Most advisory firms are passengers when it comes to growth. They buckle in, look out the window, and hope the ride is smooth. When markets go up, they feel great; when they go down, they tighten their grip and wait it out. Referrals show up as a pleasant surprise, and when they slow, it becomes a source of quiet concern.
They’re just along for the ride.
The most successful advisory firms take a very different approach. They get in the driver’s seat. They decide where they’re going, how fast they want to get there, and what route they’re going to take.
When it comes to building a durable, valuable advisory business, the difference between being a passenger and being a driver shows up most clearly in one place: net new asset growth.
The Illusion of Growth
Most advisors think about growth primarily through two lenses: market performance and referrals. While both matter, neither represents true, intentional business growth.
- Market-driven growth is largely borrowed momentum. It feels good, but it’s certainly not something you can control.
- Referrals are powerful, but they are inherently unpredictable and difficult to scale.
Neither one puts your foot on the gas pedal. Net new asset growth does. When you generate new clients and assets consistently, you stop reacting to external conditions and start shaping your own trajectory.
That’s what separates firms that drift from firms that build.
Why Net New Assets Change Everything
In my conversations with investment bankers, industry leaders, and buyers and sellers of advisory firms, one theme comes up again and again: net new asset growth is now the single most important driver of enterprise value.
Here’s what I’ve been told when it comes to the reality of the “valuation gap”:
- Passive Growth (1-3% net new assets): This is primarily driven by referrals and favorable markets. It typically commands 8x-12x EBITDA.
- Intentional Growth (5-7% net new assets): These firms have built systems that allow leadership to control growth. This jumps that valuation to 13x-18x EBITDA.
- Engine-Driven Growth (8-12%+ net new assets): These rare firms command dramatically higher valuations, often 18x-25x+ EBITDA.

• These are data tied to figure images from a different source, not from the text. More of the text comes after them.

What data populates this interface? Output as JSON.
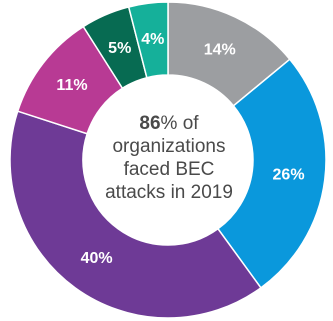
{
  "chart_data": {
    "type": "pie",
    "categories": [
      "14%",
      "26%",
      "40%",
      "11%",
      "5%",
      "4%"
    ],
    "values": [
      14,
      26,
      40,
      11,
      5,
      4
    ],
    "labels": [
      "14%",
      "26%",
      "40%",
      "11%",
      "5%",
      "4%"
    ],
    "colors": [
      "#9c9ea1",
      "#0a98dc",
      "#6e3a96",
      "#b83a94",
      "#076b52",
      "#15b09a"
    ],
    "title": "",
    "center_text": {
      "highlight": "86",
      "line1_rest": "% of",
      "line2": "organizations",
      "line3": "faced BEC",
      "line4": "attacks in 2019"
    }
  }
}
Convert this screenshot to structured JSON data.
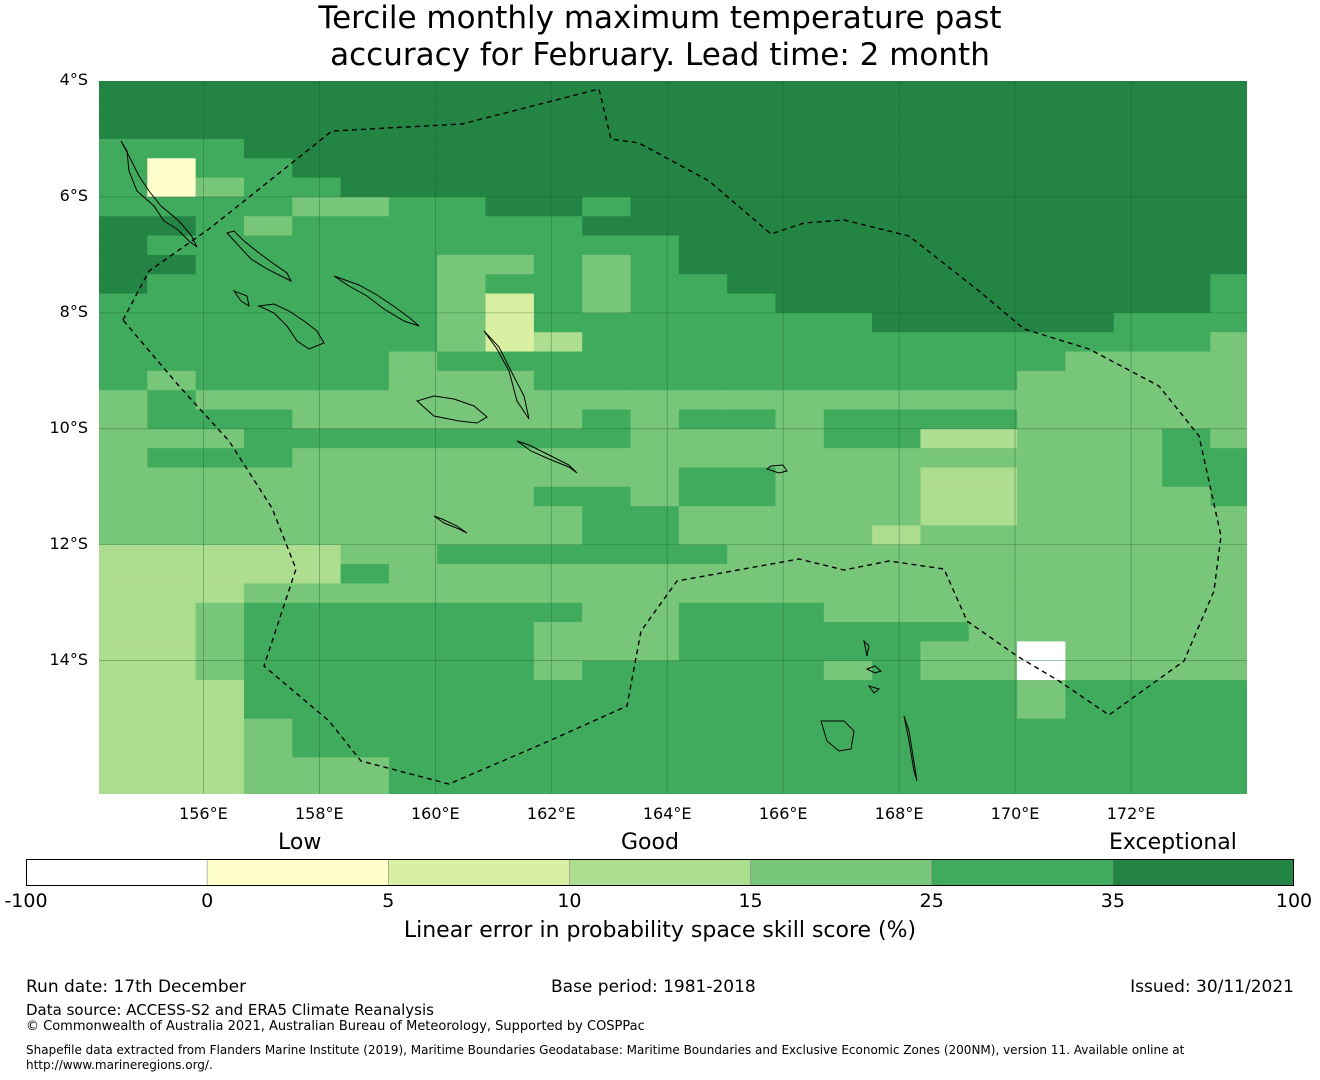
{
  "title": {
    "line1": "Tercile monthly maximum temperature past",
    "line2": "accuracy for February. Lead time: 2 month"
  },
  "map": {
    "lon_range": [
      154.2,
      174.0
    ],
    "lat_range": [
      -16.3,
      -4.0
    ],
    "lat_labels": [
      "4°S",
      "6°S",
      "8°S",
      "10°S",
      "12°S",
      "14°S"
    ],
    "lat_values": [
      -4,
      -6,
      -8,
      -10,
      -12,
      -14
    ],
    "lon_labels": [
      "156°E",
      "158°E",
      "160°E",
      "162°E",
      "164°E",
      "166°E",
      "168°E",
      "170°E",
      "172°E"
    ],
    "lon_values": [
      156,
      158,
      160,
      162,
      164,
      166,
      168,
      170,
      172
    ],
    "grid": {
      "lon_start": 154.2,
      "lat_start": -4.0,
      "cell_deg": 0.8334,
      "legend_levels": "0=<0 white,1=0-5,2=5-10,3=10-15,4=15-25,5=25-35,6=35-100",
      "rows": [
        "666666666666666666666666",
        "666666666666666666666666",
        "666666666666666666666666",
        "555666666666666666666666",
        "515566666666666666666666",
        "514556666666666666666666",
        "555544556656666666666666",
        "665455555566666666666666",
        "655555555555666666666666",
        "665555544545666666666666",
        "655555545545566666666665",
        "555555542545556666666665",
        "555555542555555566666555",
        "555555542355555555555554",
        "555555455555555555554444",
        "545555444555555555544444",
        "454444444444444444444444",
        "455544444454554555544444",
        "444555555554444553344454",
        "455544444444444444444455",
        "444444444444554443344455",
        "444444444554554443344445",
        "444444444455444443344444",
        "444444444455444434444444",
        "333334455555544444444444",
        "333335444444444444444444",
        "333444444444444444444444",
        "334555555544555444444444",
        "334555555444555555444444",
        "334555555444555554404444",
        "334555555455555454404444",
        "333555555555555555545555",
        "333555555555555555545555",
        "333455555555555555555555",
        "333455555555555555555555",
        "333444555555555555555555",
        "333444555555555555555555"
      ]
    }
  },
  "colorbar": {
    "ticks": [
      "-100",
      "0",
      "5",
      "10",
      "15",
      "25",
      "35",
      "100"
    ],
    "colors": [
      "#ffffff",
      "#ffffcc",
      "#d9f0a3",
      "#addd8e",
      "#78c679",
      "#41ab5d",
      "#238443"
    ],
    "categories": [
      "Low",
      "Good",
      "Exceptional"
    ],
    "label": "Linear error in probability space skill score (%)"
  },
  "footer": {
    "run_date": "Run date: 17th December",
    "base_period": "Base period: 1981-2018",
    "issued": "Issued: 30/11/2021",
    "data_source": "Data source: ACCESS-S2 and ERA5 Climate Reanalysis",
    "copyright": "© Commonwealth of Australia 2021, Australian Bureau of Meteorology, Supported by COSPPac",
    "shapefile_line1": "Shapefile data extracted from Flanders Marine Institute (2019), Maritime Boundaries Geodatabase: Maritime Boundaries and Exclusive Economic Zones (200NM), version 11. Available online at",
    "shapefile_line2": "http://www.marineregions.org/."
  }
}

Same advisors. Same markets. Same clients. Just a different seat in the car.
This is why sophisticated buyers increasingly focus less on market-driven performance and more on how intentionally and systematically a firm generates new assets.
The Real Constraint Isn’t Demand — It’s Systems
Most advisors don’t lack ambition, expertise, or opportunity. What they often lack is a repeatable system for:
- Creating consistent demand
- Building trust at scale
- Converting interest into action
- Giving your team the confidence to perform in front of prospects
Without systems, growth is episodic. With systems, growth becomes predictable. This is the moment many firms realize they’ve been sitting in the passenger seat, waiting for favorable conditions, instead of building an engine that allows them to control speed and direction.
The Firms That Win Think Differently
The highest-performing advisors and firms we work with share a common mindset shift.
They stop asking: “How are markets and referrals treating us?”
And start asking: “How are we intentionally generating new opportunities?”
That shift changes everything. It moves growth from something that happens to them into something they design and execute. It turns optimism into planning. Hope into strategy. Chance into control.
Taking the Wheel
None of this means abandoning referrals, client service, or investment excellence. Those remain foundational. But the firms that build enduring businesses support them with a proactive growth engine designed to consistently generate qualified new relationships.
At AcquireUp, our role is to help advisors and wealth platforms do exactly that. We combine targeted outreach, educational seminars, and advisor enablement to produce predictable, scalable net new asset growth. Not to replace what makes advisors great, but to amplify it.
Final Thought
Every advisory firm gets to choose where they sit.
The passenger seat is comfortable. You can enjoy the view, trust the road, and hope traffic cooperates. But firms that want to build something exceptional, something durable, resilient, and valuable… eventually decide to take the wheel.
They stop hoping for growth and start engineering it. And once you experience what it’s like to control the direction, speed, and destination of your business, it’s very hard to go back to being just along for the ride.